6. Model Interpretability Analysis

# Feature coefficient analysis for threat intelligence

coefficients = pd.DataFrame({

'Feature': feature_cols,

'Coefficient': model.coef_[0]

}).sort_values('Coefficient', ascending=False)

Success Criteria

Primary Metrics:

- Precision for Malicious Class: >90% (minimize false alarms in production)

- Recall for Malicious Class: >90% (catch actual threats)

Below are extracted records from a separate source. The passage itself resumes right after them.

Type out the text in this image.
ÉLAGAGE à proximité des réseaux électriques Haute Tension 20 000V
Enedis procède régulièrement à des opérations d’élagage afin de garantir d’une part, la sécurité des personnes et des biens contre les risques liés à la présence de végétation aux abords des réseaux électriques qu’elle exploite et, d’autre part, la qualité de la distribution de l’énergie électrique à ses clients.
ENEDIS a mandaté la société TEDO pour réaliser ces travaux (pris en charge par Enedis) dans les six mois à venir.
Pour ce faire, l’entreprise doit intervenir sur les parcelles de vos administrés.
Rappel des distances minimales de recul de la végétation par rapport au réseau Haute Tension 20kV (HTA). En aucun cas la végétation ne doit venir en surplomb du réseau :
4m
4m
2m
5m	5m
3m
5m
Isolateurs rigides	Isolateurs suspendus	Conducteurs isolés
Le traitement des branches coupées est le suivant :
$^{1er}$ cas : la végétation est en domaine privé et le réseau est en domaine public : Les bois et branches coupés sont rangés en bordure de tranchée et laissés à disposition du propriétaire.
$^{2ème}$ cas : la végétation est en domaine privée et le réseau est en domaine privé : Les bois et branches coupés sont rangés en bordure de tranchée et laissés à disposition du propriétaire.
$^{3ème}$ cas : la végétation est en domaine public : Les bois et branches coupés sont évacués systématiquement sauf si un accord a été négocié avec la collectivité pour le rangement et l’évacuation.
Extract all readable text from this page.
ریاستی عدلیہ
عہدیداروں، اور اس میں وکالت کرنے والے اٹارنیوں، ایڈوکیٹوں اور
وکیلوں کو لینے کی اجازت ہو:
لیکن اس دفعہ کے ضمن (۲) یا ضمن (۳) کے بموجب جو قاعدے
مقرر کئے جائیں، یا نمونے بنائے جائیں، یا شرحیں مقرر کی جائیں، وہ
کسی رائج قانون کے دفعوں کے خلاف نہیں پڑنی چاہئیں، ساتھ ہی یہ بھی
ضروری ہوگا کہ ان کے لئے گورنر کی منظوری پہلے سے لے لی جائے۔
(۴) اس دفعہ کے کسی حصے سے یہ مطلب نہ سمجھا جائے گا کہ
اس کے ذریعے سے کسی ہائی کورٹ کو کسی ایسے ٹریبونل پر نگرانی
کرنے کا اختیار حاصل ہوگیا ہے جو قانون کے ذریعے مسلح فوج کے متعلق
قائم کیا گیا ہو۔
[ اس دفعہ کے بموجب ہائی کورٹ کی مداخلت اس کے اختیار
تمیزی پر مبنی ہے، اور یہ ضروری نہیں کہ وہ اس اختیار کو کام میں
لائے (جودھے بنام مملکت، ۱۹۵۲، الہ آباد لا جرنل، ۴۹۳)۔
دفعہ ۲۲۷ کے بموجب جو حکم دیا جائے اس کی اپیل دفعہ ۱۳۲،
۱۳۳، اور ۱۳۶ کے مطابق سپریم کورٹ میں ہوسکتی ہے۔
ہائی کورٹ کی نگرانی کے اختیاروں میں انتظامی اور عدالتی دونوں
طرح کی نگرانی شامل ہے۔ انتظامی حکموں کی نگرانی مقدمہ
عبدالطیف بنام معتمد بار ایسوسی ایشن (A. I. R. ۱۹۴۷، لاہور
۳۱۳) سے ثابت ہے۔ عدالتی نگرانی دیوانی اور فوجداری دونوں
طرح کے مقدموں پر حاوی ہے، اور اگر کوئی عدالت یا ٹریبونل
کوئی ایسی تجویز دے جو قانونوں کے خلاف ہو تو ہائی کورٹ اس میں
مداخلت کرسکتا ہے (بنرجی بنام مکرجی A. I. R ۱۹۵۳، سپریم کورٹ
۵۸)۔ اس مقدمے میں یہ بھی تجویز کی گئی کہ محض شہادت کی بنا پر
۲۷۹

- F1-Score: >0.90 for balanced performance

Secondary Metrics:

- Model Interpretability: Clear coefficient rankings for security analysis

- Inference Speed: <1ms per URL for real-time deployment

- Feature Stability: Consistent feature importance across different data samples

Business Impact:

- Deploy in web proxies for real-time URL filtering

- Integrate with email security gateways

- Provide threat intelligence insights through feature analysis

Next Steps & Extensions

Immediate Improvements

- Feature Enhancement: Add entropy-based features and subdomain analysis

- Temporal Features: Incorporate domain age and registration patterns

- Context Features: Include referring page and user behavior patterns

Advanced Techniques

- Ensemble Methods: Combine with neural networks for improved accuracy

- Active Learning: Continuously update model with new threat samples

- Multi-class Classification: Distinguish between phishing, malware, and other threat types

Production Deployment

- Real-time Pipeline: Stream processing integration with network appliances

- Model Monitoring: Performance tracking and drift detection

- Feedback Loop: Incorporate security analyst feedback for continuous improvement

Domain Expansion

- Cross-Language Support: Handle internationalized domain names (IDN)

- Mobile Integration: Adapt for mobile app URL filtering

- API Development: REST API for integration with existing security tools

This project demonstrates practical application of interpretable machine learning for cybersecurity, providing both high accuracy threat detection and actionable insights for security teams.